What’s important to consider though, is how often you’re going to ride the bike. If you’re only planning to take it down to the skate park on weekends every now and then, a cheaper entry level bike will do you well – remember, most proper BMX shops won’t stock any bike that isn’t good – while if you’re planning to hit it hard every day, a more upmarket, sturdier ride will do you well. Here are a few important points to consider:

  • Sizing: The most important thing of all. Get your local bike shop to measure you up so that you get the right frame size for your bike. BMX bikes are measured by the top tube. If you’re under 5ft 7”, you’re top tube length should be 20.25”, while if you’re over 6ft, you’ll likely be better with a top tube around 21” or over. Get measured up and get this right!
  • Weight: Buying a BMX bike that is super lightweight can be pretty expensive, but luckily for you, you don’t need a first BMX bike that’s super lightweight. What you do need is a ride that’s light enough to let you keep control, maintain energy levels and provide a good amount of manoeuvrability. Generally, lighter bikes will have better parts too, as the parts have been made with all of this in mind, so though they may cost a little extra, they’ll last you that much longer.
  • A lot of entry and intermediate level bikes use steel tubing for their frame, but if you come across a complete with 4120 cromoly, you’ll have a frame that’s stronger and lighter. This isn’t an absolute essential for a first BMX bike, and is normally more common on more advanced bikes, but it will improve the riding experience.
  • Many BMX bikes don’t come with breaks at all, but we’d recommend riding with at least a back break if you’re just getting involved.

  • Look for a small sprocket in the front, around 25-30t. Anything much bigger than that and there’s a good chance the bike will be heavy, difficult to trick and outdated.
  • Unsealed bearings can become loose and mean your bike could need a lot more work over time to keep it running smooth.
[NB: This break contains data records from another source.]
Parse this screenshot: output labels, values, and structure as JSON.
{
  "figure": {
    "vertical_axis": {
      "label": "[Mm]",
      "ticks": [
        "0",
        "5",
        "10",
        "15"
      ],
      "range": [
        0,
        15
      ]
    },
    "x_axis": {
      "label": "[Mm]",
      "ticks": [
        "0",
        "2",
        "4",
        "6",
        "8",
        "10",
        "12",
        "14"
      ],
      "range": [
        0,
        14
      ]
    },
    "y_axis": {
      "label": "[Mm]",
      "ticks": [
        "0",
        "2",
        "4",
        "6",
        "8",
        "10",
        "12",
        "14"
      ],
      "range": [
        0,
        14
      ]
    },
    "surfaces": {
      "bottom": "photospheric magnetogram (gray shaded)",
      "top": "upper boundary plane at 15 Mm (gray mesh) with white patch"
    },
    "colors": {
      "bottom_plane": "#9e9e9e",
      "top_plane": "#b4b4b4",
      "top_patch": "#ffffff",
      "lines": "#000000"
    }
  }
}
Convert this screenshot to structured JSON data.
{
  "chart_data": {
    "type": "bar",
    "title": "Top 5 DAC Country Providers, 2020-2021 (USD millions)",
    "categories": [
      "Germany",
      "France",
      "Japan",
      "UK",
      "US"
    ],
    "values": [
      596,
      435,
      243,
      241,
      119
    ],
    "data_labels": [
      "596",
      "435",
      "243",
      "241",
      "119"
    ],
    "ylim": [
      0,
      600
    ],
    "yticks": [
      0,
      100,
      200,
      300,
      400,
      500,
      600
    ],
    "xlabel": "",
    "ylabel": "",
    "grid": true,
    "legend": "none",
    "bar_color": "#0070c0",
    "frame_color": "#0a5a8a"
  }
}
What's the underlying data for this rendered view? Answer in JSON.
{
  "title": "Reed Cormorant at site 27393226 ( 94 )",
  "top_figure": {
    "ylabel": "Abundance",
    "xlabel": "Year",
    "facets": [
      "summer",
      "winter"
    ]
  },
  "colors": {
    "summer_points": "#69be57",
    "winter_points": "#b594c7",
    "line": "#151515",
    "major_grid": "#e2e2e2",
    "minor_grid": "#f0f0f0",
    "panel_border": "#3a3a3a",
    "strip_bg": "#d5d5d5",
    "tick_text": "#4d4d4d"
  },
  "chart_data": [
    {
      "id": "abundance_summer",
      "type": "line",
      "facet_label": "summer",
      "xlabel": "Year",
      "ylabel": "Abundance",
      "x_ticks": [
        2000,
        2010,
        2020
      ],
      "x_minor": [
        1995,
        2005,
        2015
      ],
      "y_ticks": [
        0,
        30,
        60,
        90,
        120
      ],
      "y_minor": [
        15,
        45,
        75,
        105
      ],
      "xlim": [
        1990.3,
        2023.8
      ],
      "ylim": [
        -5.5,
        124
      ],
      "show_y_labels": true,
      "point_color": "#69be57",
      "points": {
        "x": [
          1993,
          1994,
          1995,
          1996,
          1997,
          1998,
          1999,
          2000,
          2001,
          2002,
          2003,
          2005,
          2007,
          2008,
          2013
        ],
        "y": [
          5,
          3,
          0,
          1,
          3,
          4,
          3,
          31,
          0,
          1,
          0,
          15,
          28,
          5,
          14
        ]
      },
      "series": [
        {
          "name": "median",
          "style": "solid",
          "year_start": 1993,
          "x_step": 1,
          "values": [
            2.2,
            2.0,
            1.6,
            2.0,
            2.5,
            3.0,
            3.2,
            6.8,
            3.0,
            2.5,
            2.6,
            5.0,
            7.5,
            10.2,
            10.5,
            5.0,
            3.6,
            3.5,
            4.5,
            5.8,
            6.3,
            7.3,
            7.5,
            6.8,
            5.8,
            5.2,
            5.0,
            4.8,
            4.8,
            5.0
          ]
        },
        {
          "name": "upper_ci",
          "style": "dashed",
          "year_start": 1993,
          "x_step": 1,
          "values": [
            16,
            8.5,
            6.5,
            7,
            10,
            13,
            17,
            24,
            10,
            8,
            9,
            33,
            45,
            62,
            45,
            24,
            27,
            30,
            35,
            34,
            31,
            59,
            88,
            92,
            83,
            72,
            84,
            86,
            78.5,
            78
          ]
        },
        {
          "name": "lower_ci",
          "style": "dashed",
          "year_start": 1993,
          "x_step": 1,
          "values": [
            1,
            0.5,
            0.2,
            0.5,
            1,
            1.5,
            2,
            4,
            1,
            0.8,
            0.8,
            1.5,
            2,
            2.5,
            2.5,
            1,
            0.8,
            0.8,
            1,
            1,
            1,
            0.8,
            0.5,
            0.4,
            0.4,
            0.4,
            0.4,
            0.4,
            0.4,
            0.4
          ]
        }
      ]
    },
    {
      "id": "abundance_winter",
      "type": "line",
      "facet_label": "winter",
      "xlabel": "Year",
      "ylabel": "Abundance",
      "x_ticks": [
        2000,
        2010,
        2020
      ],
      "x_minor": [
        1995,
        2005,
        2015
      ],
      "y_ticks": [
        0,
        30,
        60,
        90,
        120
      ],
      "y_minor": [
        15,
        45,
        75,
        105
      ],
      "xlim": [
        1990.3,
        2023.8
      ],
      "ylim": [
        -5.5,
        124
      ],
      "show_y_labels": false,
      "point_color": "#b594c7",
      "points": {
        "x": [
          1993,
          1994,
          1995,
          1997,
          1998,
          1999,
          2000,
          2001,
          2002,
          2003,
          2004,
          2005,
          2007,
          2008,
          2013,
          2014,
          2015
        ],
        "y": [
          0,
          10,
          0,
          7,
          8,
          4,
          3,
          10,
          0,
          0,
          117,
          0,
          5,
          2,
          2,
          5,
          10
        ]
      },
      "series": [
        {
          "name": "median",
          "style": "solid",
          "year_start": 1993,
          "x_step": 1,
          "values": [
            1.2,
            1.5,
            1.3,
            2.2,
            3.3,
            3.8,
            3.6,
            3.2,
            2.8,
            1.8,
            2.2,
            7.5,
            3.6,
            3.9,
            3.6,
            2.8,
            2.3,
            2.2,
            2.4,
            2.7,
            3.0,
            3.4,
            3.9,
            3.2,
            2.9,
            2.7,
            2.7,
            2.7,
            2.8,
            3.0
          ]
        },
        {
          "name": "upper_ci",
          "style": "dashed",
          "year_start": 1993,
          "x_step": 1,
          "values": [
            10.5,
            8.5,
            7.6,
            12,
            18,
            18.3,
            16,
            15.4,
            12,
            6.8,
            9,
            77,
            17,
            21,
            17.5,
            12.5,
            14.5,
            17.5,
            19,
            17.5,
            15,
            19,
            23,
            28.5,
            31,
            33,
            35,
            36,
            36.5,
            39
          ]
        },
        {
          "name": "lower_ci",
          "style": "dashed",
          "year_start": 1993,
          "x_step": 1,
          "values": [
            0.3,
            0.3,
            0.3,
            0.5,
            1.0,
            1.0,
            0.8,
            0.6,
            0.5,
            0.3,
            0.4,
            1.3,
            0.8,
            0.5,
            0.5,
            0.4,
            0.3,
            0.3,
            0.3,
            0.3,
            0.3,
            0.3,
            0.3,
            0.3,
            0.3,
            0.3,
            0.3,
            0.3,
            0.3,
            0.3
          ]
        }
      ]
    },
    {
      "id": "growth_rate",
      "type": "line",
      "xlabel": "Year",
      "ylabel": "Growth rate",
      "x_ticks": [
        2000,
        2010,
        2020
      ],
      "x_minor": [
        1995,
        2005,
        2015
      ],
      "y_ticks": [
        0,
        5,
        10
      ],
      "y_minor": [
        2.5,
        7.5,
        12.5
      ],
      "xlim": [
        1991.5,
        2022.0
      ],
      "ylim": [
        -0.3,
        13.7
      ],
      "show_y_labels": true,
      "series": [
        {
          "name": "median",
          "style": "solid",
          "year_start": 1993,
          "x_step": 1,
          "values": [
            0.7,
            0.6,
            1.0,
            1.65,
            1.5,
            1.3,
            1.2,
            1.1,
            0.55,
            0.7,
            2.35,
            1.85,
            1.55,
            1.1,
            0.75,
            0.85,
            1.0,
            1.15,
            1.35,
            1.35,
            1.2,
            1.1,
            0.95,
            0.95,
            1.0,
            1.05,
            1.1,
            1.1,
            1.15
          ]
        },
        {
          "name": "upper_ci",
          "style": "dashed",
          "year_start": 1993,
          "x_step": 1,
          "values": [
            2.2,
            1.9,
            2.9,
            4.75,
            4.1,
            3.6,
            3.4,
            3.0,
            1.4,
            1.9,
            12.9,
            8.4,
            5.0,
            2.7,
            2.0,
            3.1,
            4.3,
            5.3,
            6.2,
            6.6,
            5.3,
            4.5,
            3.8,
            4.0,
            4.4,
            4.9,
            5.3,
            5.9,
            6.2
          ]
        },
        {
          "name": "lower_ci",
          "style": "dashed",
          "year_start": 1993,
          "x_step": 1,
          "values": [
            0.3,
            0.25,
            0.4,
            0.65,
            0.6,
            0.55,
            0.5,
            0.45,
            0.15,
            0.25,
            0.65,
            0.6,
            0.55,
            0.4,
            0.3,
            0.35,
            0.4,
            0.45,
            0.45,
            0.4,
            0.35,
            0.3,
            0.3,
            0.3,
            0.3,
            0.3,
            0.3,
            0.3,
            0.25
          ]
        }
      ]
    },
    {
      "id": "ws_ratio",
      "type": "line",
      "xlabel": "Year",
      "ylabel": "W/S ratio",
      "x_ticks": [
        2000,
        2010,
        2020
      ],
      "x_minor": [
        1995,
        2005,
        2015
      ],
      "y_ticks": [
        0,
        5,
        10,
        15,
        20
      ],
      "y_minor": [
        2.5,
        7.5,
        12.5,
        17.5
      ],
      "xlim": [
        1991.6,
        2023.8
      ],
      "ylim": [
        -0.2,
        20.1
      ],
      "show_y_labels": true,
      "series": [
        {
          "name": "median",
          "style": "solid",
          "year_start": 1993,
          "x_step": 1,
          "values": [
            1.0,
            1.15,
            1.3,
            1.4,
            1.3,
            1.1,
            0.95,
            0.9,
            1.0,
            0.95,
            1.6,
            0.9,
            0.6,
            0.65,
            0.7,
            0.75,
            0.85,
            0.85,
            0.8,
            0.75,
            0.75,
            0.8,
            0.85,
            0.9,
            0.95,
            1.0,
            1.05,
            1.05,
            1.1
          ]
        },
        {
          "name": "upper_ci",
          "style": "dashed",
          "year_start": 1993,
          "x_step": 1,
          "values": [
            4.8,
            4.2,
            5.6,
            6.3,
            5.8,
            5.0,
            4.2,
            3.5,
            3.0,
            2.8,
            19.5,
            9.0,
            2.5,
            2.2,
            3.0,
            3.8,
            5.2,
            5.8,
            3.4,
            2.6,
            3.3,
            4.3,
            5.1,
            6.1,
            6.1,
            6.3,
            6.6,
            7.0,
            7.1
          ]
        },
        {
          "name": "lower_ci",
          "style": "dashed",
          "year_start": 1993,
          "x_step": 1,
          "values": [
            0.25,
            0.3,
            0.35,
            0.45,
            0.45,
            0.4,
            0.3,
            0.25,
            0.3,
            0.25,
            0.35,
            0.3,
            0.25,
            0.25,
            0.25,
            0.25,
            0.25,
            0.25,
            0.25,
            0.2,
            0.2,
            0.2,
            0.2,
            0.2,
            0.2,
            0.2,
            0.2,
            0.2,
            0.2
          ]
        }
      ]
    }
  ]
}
If you look for sealed bearings in your front and rear hub, bottom bracket and headset, you’ll be riding clean for much longer.
  • Double wall rims, on the outside of the wheel, are a lot more durable than single, and as such will last you a lot longer. Single walls dent easily. Doubles don’t.
  • Cranks, the component that connects the pedals to the bike and turns the sprocket, need to be strong enough for your style of riding. Tubular cranks or branded cranks are both great options.
  • And this should go without saying, but give the bike a good test drive before you buy it! There’s no better way of telling whether a bike is for you or not than actually giving it a ride. Don’t get distracted by the shiny colours!